A quick glance on the ingredients list of any beauty and skincare product reveals a plethora of complex, scientific-sounding names and chemicals, and chances are most of us have no idea what they actually are. Chalk it up to clever marketing, because if things like crystalised guanine, ambergris and carmine were listed by their everyday name, you might think twice about picking that perfume or lipstick off the shelf. Below we reveal some of the most unexpected (and downright weird) ingredients that you might be applying to your skin, hair and nails everyday. But we’ve got to warn you, sometimes ignorance really is (beautiful) bliss.
Have you ever looked at the long list of fragrance notes on a perfume, spotted something obscure sounding like “ambergris” and just assumed it was an exotic flower or wood you hadn’t heard of? Well it might pay to do a quick Google search next time because ambergris is actually whale vomit. Highly prized nowadays (a 2.7kg lump found a few years ago sold for over $200,000!), it’s used by artisan perfumers as a fixative, which makes the scent last much longer, and is also described by one perfume historian as adding “depth, richness opulence, smoothness and ambiguity” to a scent. Rightio then.
This one’s a little less off-putting but it might still blow your mind (so, so sorry) to know that dynamite is used in many of your everyday products! One of the two main components of the explosive is diatomaceous earth – a soft, siliceous rock that easily crumbles to a fine white powder due to its hollow and porous properties. Those same properties make it gently abrasive and moisture absorbent, lending to its use in exfoliators, toothpastes, powders and deodorants.

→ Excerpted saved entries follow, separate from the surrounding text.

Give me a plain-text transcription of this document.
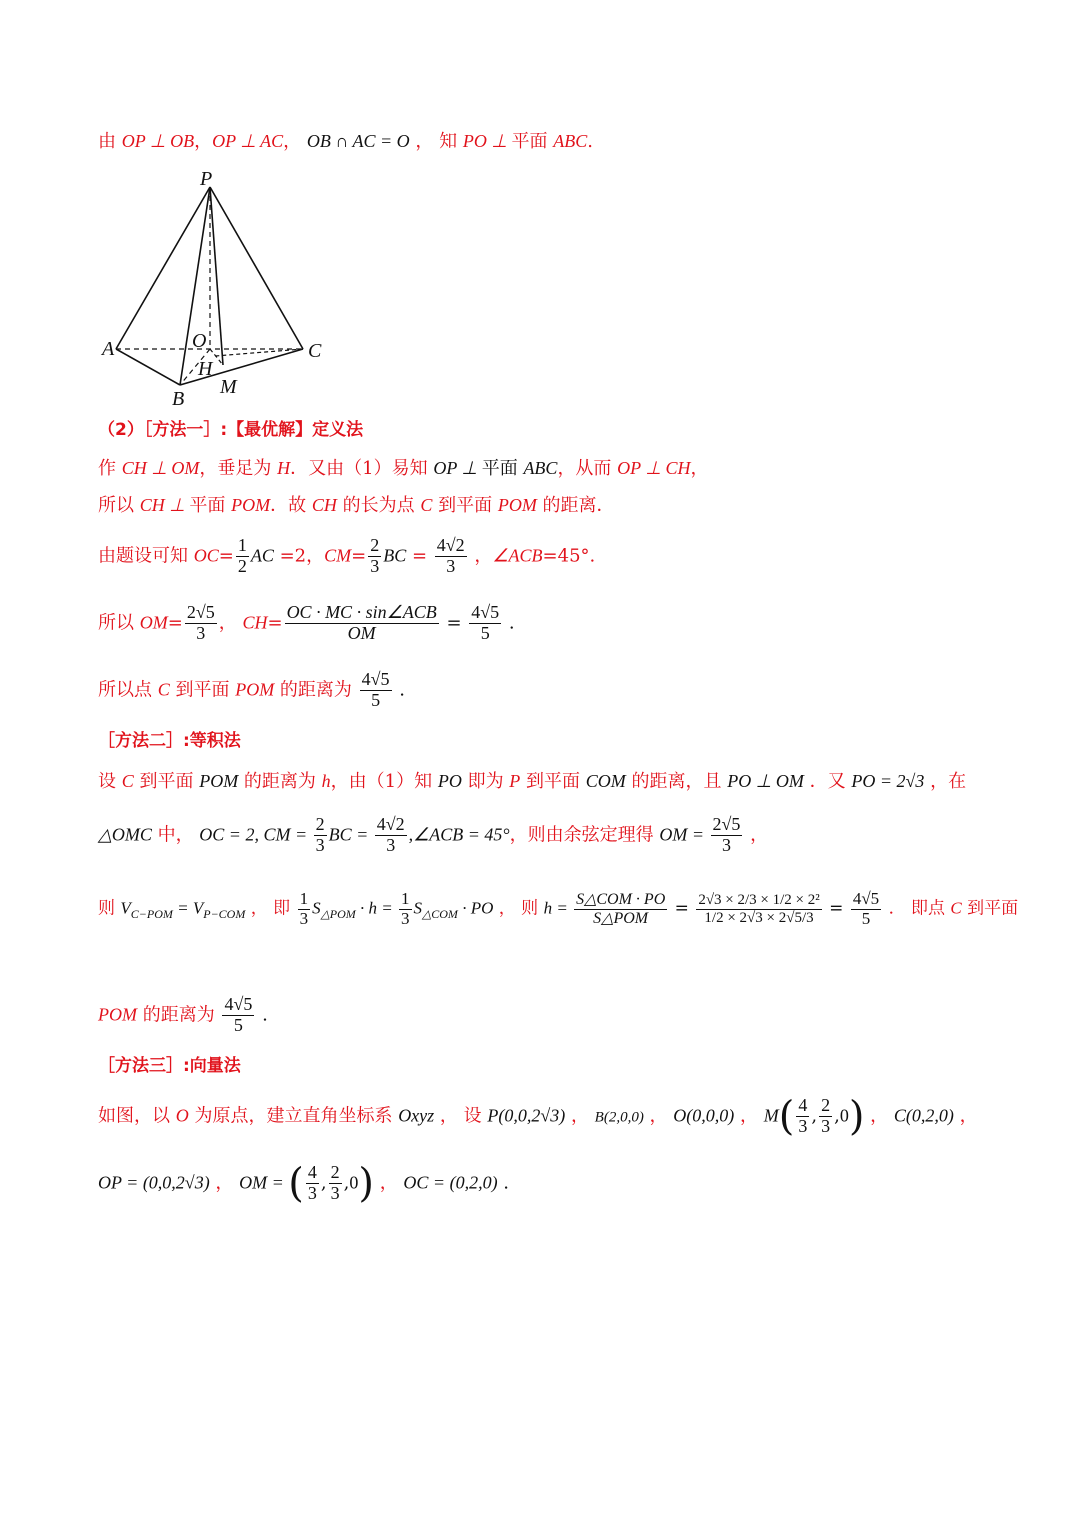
由 OP ⊥ OB，OP ⊥ AC， OB ∩ AC = O ， 知 PO ⊥ 平面 ABC.
P
A
B
C
O
H
M
（2）［方法一］:【最优解】定义法
作 CH ⊥ OM，垂足为 H．又由（1）易知 OP ⊥ 平面 ABC，从而 OP ⊥ CH，
所以 CH ⊥ 平面 POM．故 CH 的长为点 C 到平面 POM 的距离．
由题设可知 $OC= \frac{1}{2}$ AC =2，$CM= \frac{2}{3}$ BC = $\frac{4√2}{3}$ ，∠ACB=45°.
所以 $OM= \frac{2√5}{3}$ ， $CH= \frac{\text{OC · MC · sin∠ACB}}{OM} = \frac{4√5}{5}$ .
所以点 C 到平面 POM 的距离为 $\frac{4√5}{5}$ .
［方法二］:等积法
设 C 到平面 POM 的距离为 h，由（1）知 PO 即为 P 到平面 COM 的距离，且 PO ⊥ OM ．又 PO = 2√3 ，在
△OMC 中， OC = 2, CM = $\frac{2}{3}$ BC = $\frac{4√2}{3}$ ,∠ACB = 45°，则由余弦定理得 OM = $\frac{2√5}{3}$ ，
则 $V_{C-POM} = V_{P-COM}$ ， 即 $\frac{1}{3} S_{\triangle POM} \cdot h = \frac{1}{3} S_{\triangle COM}$ · PO ， 则 $h = \frac{\text{S△COM · PO}}{\text{S△POM}} = \frac{\text{2√3 × 2/3 × 1/2 × 2²}}{1/2 \times 2√3 \times 2√5/3} = \frac{4√5}{5}$ ． 即点 C 到平面
POM 的距离为 $\frac{4√5}{5}$ .
［方法三］:向量法
如图，以 O 为原点，建立直角坐标系 Oxyz ， 设 P(0,0,2√3) ， B(2,0,0) ， O(0,0,0) ， $M( \frac{4}{3}$ , $\frac{2}{3} ,0$) ， C(0,2,0) ，
OP = (0,0,2√3) ， OM = ( $\frac{4}{3}$ , $\frac{2}{3} ,0$) ， OC = (0,2,0) .
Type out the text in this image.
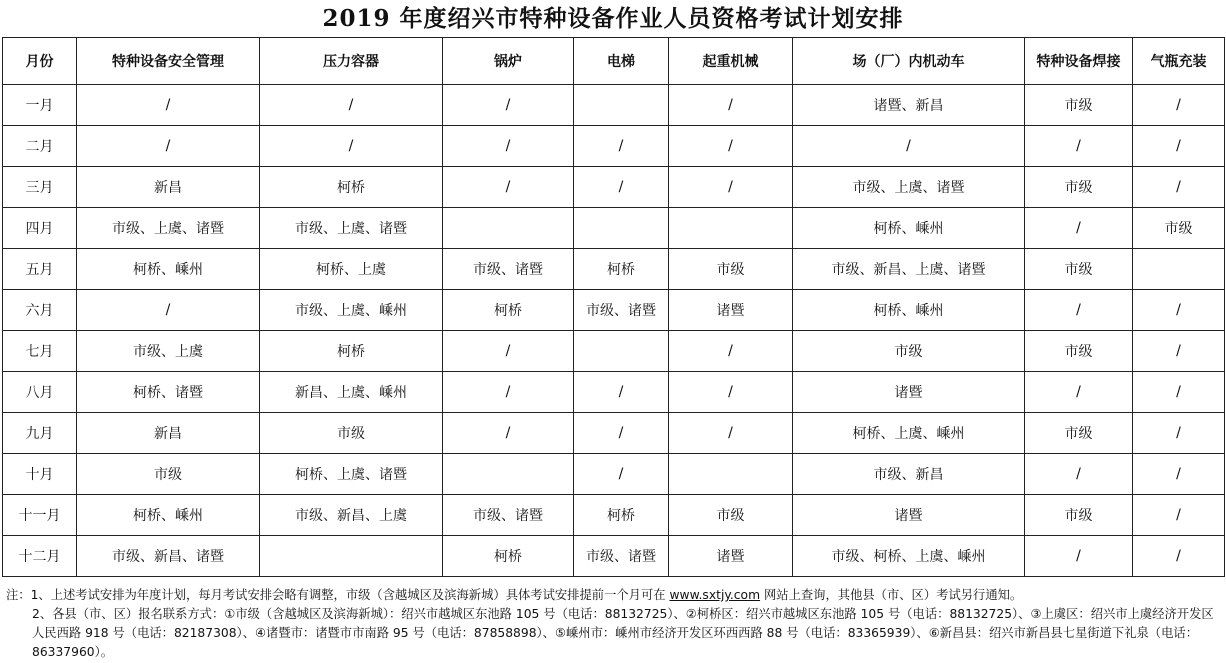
2019 年度绍兴市特种设备作业人员资格考试计划安排
月份	特种设备安全管理	压力容器	锅炉	电梯	起重机械	场（厂）内机动车	特种设备焊接	气瓶充装
一月	/	/	/		/	诸暨、新昌	市级	/
二月	/	/	/	/	/	/	/	/
三月	新昌	柯桥	/	/	/	市级、上虞、诸暨	市级	/
四月	市级、上虞、诸暨	市级、上虞、诸暨				柯桥、嵊州	/	市级
五月	柯桥、嵊州	柯桥、上虞	市级、诸暨	柯桥	市级	市级、新昌、上虞、诸暨	市级	
六月	/	市级、上虞、嵊州	柯桥	市级、诸暨	诸暨	柯桥、嵊州	/	/
七月	市级、上虞	柯桥	/		/	市级	市级	/
八月	柯桥、诸暨	新昌、上虞、嵊州	/	/	/	诸暨	/	/
九月	新昌	市级	/	/	/	柯桥、上虞、嵊州	市级	/
十月	市级	柯桥、上虞、诸暨		/		市级、新昌	/	/
十一月	柯桥、嵊州	市级、新昌、上虞	市级、诸暨	柯桥	市级	诸暨	市级	/
十二月	市级、新昌、诸暨		柯桥	市级、诸暨	诸暨	市级、柯桥、上虞、嵊州	/	/

注：1、上述考试安排为年度计划，每月考试安排会略有调整，市级（含越城区及滨海新城）具体考试安排提前一个月可在 www.sxtjy.com 网站上查询，其他县（市、区）考试另行通知。

2、各县（市、区）报名联系方式：①市级（含越城区及滨海新城）：绍兴市越城区东池路 105 号（电话：88132725）、②柯桥区：绍兴市越城区东池路 105 号（电话：88132725）、③上虞区：绍兴市上虞经济开发区人民西路 918 号（电话：82187308）、④诸暨市：诸暨市市南路 95 号（电话：87858898）、⑤嵊州市：嵊州市经济开发区环西西路 88 号（电话：83365939）、⑥新昌县：绍兴市新昌县七星街道下礼泉（电话：86337960）。
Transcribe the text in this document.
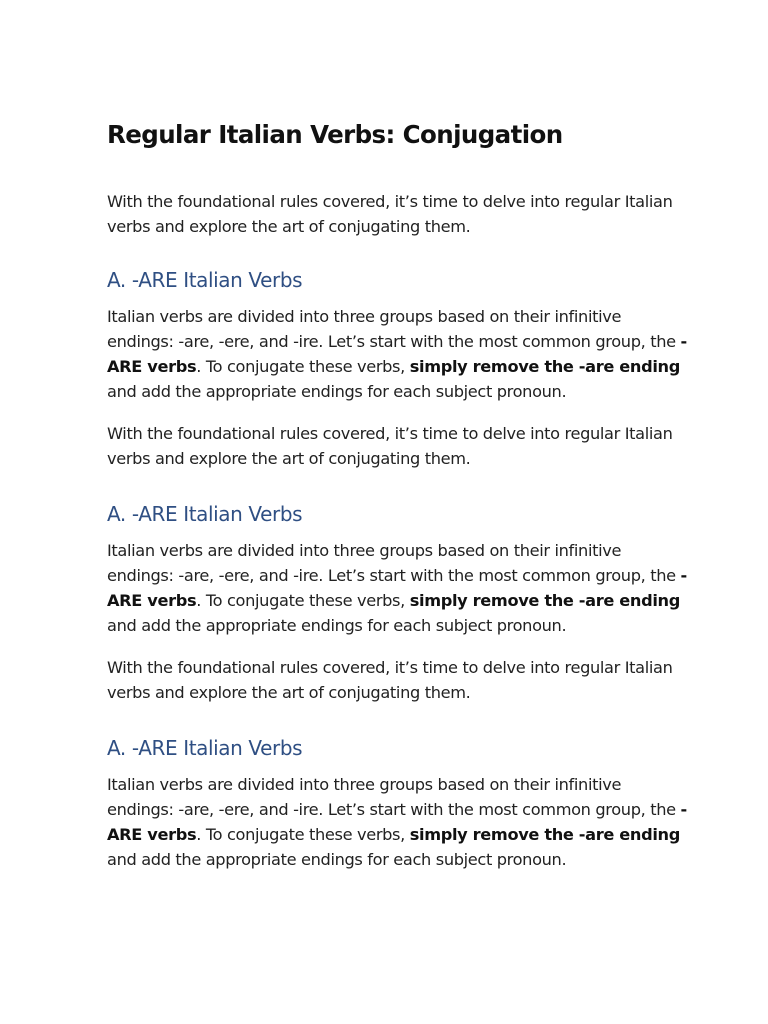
Regular Italian Verbs: Conjugation

With the foundational rules covered, it’s time to delve into regular Italian verbs and explore the art of conjugating them.

A. -ARE Italian Verbs

Italian verbs are divided into three groups based on their infinitive endings: -are, -ere, and -ire. Let’s start with the most common group, the -ARE verbs. To conjugate these verbs, simply remove the -are ending and add the appropriate endings for each subject pronoun.

With the foundational rules covered, it’s time to delve into regular Italian verbs and explore the art of conjugating them.

A. -ARE Italian Verbs

Italian verbs are divided into three groups based on their infinitive endings: -are, -ere, and -ire. Let’s start with the most common group, the -ARE verbs. To conjugate these verbs, simply remove the -are ending and add the appropriate endings for each subject pronoun.

With the foundational rules covered, it’s time to delve into regular Italian verbs and explore the art of conjugating them.

A. -ARE Italian Verbs

Italian verbs are divided into three groups based on their infinitive endings: -are, -ere, and -ire. Let’s start with the most common group, the -ARE verbs. To conjugate these verbs, simply remove the -are ending and add the appropriate endings for each subject pronoun.
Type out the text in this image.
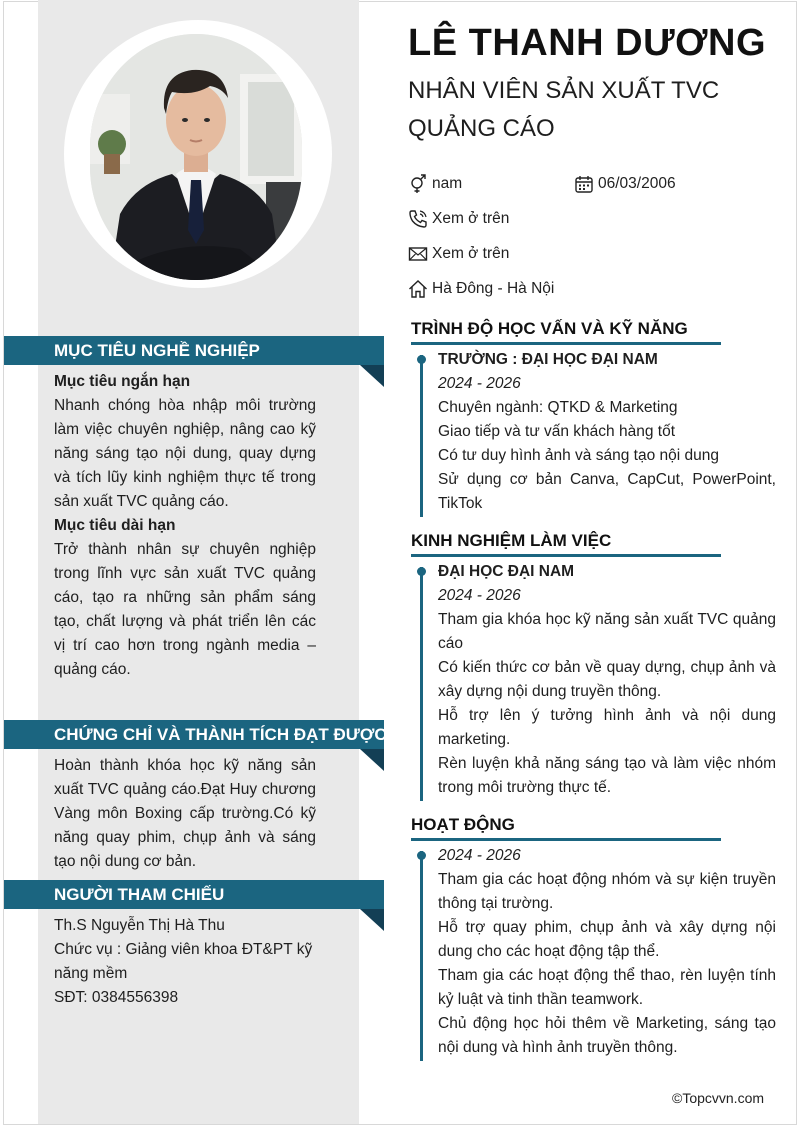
LÊ THANH DƯƠNG
NHÂN VIÊN SẢN XUẤT TVC QUẢNG CÁO
nam	06/03/2006
Xem ở trên
Xem ở trên
Hà Đông - Hà Nội
MỤC TIÊU NGHỀ NGHIỆP
Mục tiêu ngắn hạn
Nhanh chóng hòa nhập môi trường làm việc chuyên nghiệp, nâng cao kỹ năng sáng tạo nội dung, quay dựng và tích lũy kinh nghiệm thực tế trong sản xuất TVC quảng cáo.
Mục tiêu dài hạn
Trở thành nhân sự chuyên nghiệp trong lĩnh vực sản xuất TVC quảng cáo, tạo ra những sản phẩm sáng tạo, chất lượng và phát triển lên các vị trí cao hơn trong ngành media – quảng cáo.
CHỨNG CHỈ VÀ THÀNH TÍCH ĐẠT ĐƯỢC
Hoàn thành khóa học kỹ năng sản xuất TVC quảng cáo.Đạt Huy chương Vàng môn Boxing cấp trường.Có kỹ năng quay phim, chụp ảnh và sáng tạo nội dung cơ bản.
NGƯỜI THAM CHIẾU
Th.S Nguyễn Thị Hà Thu
Chức vụ : Giảng viên khoa ĐT&PT kỹ năng mềm
SĐT: 0384556398
TRÌNH ĐỘ HỌC VẤN VÀ KỸ NĂNG
TRƯỜNG : ĐẠI HỌC ĐẠI NAM
2024 - 2026
Chuyên ngành: QTKD & Marketing
Giao tiếp và tư vấn khách hàng tốt
Có tư duy hình ảnh và sáng tạo nội dung
Sử dụng cơ bản Canva, CapCut, PowerPoint, TikTok
KINH NGHIỆM LÀM VIỆC
ĐẠI HỌC ĐẠI NAM
2024 - 2026
Tham gia khóa học kỹ năng sản xuất TVC quảng cáo
Có kiến thức cơ bản về quay dựng, chụp ảnh và xây dựng nội dung truyền thông.
Hỗ trợ lên ý tưởng hình ảnh và nội dung marketing.
Rèn luyện khả năng sáng tạo và làm việc nhóm trong môi trường thực tế.
HOẠT ĐỘNG
2024 - 2026
Tham gia các hoạt động nhóm và sự kiện truyền thông tại trường.
Hỗ trợ quay phim, chụp ảnh và xây dựng nội dung cho các hoạt động tập thể.
Tham gia các hoạt động thể thao, rèn luyện tính kỷ luật và tinh thần teamwork.
Chủ động học hỏi thêm về Marketing, sáng tạo nội dung và hình ảnh truyền thông.
©Topcvvn.com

So…how far are you willing to suppress your gag reflex in the name of beauty? Unlike some of the others on this list, snail mucus isn’t a hidden ingredient – in Asia, where it’s uber popular, it’s advertised front and centre as a premium feature in anti-ageing products. It’s derived from the substance snails produce to repair abrasions on their soft bodies when moving across rough surfaces. As gross as it sounds, snail enzyme is packed with protein, hyaluronic acid and elastin that do wonders for the skin – replenishing moisture, encouraging cell regeneration and fading pigmentation.
We all love a bit of glimmer and shimmer, but have you ever noticed that the pearlescent shine in everything from lipsticks to nail polish and even shampoo looks strikingly similar to those of fish scales? Well that’s no coinky-dink my friend, because crystalised guanine, the substance used to create that gorgeous iridescent effect is extracted from the scales of our sea-borne friends! On the upside, now you can feel more like a mermaid every time you shower…
Certainly something for lippie-loving vegans to be aware of is that many red lipsticks get their vibrant colour from crushed beetles. Listed as “carmine” on ingredient lists, it’s another name for the extract made by boiling, drying and crushing cochineal beetles. The result is a bright red pigment that’s also commonly used as food colouring in say, yoghurt or lollies. The more you (wish you didn’t) know, hey.